Resource June 6, 2019

Yesterday, the Center for American Progress (CAP) released a column highlighting barriers rural America faces when it comes to quality child care. The new analysis presents five key facts on the lack of child care in rural communities and outlines opportunities for improving access.

While families in all regions and communities struggle with accessing high-quality child care, this analysis focuses on families in rural areas.

  1. On average, families in rural areas spend 12% of their income on child care. The federal government has defined affordable child care as not exceeding 7% of a family income.
  2. Rural families use regular child care at rates similar to metropolitan families but are more likely to use home-based child care. Rural and metropolitan families use child care at similar rates, with about 60% of all children and 80% of children with employed mothers receiving care from someone other than a parent each week.
  3. 60% of rural Americans live in a child care desert. Families in rural areas face the greatest challenges in finding licensed child care with 60% of rural communities lacking enough child care. Shortages persist in suburban and urban communities with 45% of suburban communities and 56% of urban communities being considered child care deserts.
  4. Family child care providers play an outsize role in rural child care supply. Family child care providers represent ⅕ of all licensed child care slots in rural communities, compared with 9% of licensed capacity in suburban areas and 14% of licensed capacity in urban areas.
  5. A typical teacher in a rural child care center earns just $23,000 per year. Early educators play a critical role in the lives of young children, laying the foundation for critical skills and brain development. Low-wages limit teacher’s ability to work and remain in the profession.

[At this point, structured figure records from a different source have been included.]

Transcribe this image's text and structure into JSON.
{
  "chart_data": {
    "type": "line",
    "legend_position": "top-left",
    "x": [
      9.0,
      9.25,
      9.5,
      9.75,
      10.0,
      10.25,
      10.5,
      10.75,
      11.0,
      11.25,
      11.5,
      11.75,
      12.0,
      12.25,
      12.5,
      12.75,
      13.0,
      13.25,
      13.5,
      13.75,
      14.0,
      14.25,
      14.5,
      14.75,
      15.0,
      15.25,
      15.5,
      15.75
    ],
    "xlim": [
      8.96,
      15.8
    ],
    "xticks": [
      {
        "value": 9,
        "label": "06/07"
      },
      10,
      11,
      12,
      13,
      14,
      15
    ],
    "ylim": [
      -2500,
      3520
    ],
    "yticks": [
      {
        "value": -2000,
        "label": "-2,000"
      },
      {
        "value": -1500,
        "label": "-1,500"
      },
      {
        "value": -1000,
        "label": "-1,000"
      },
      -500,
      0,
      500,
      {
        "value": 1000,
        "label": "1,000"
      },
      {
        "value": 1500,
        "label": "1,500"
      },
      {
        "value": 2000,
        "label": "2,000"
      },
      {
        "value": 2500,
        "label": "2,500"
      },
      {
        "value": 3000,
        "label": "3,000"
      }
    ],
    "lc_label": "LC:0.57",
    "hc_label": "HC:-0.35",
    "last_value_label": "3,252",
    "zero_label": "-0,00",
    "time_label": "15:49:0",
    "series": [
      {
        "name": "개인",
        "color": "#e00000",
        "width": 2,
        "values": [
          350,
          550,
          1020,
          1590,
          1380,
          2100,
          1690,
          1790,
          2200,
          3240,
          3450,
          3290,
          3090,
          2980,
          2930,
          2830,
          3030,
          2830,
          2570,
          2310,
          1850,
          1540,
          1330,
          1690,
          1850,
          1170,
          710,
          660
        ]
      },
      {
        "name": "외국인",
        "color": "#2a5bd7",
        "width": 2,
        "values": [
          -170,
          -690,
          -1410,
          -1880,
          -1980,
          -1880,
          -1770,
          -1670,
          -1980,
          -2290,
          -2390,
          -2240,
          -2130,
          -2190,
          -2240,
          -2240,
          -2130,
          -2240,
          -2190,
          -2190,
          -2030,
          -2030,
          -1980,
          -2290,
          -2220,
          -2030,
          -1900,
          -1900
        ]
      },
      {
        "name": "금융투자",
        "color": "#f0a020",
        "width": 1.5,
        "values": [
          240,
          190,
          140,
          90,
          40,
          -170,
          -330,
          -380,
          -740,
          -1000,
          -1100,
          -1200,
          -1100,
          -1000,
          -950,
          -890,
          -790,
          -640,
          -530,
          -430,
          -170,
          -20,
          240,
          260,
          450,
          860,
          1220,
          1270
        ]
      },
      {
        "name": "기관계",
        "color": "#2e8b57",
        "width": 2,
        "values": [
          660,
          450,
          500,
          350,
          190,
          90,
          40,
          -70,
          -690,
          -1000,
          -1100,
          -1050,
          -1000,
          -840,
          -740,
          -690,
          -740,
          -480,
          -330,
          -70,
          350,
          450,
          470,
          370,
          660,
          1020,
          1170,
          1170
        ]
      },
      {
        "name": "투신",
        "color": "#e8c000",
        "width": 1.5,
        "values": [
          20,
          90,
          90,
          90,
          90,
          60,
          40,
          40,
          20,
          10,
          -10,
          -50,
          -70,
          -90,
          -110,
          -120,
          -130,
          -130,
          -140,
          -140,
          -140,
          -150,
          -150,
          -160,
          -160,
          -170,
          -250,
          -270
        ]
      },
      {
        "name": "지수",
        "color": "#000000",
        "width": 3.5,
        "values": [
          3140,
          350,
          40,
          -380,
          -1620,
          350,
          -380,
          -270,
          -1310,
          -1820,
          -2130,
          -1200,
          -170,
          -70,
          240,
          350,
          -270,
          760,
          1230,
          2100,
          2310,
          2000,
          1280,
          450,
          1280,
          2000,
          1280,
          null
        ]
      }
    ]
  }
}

The analysis confirms what many families already know, child care is too often not in supply across the country – and the cost of quality care is out of reach for may working families. All children and families deserve high-quality, affordable care options that are accessible and reliable. By building upon the existing investment in high-quality early childhood education, we can work towards addressing child care deserts so that children and families benefit from a myriad of affordable, high-quality, child care options.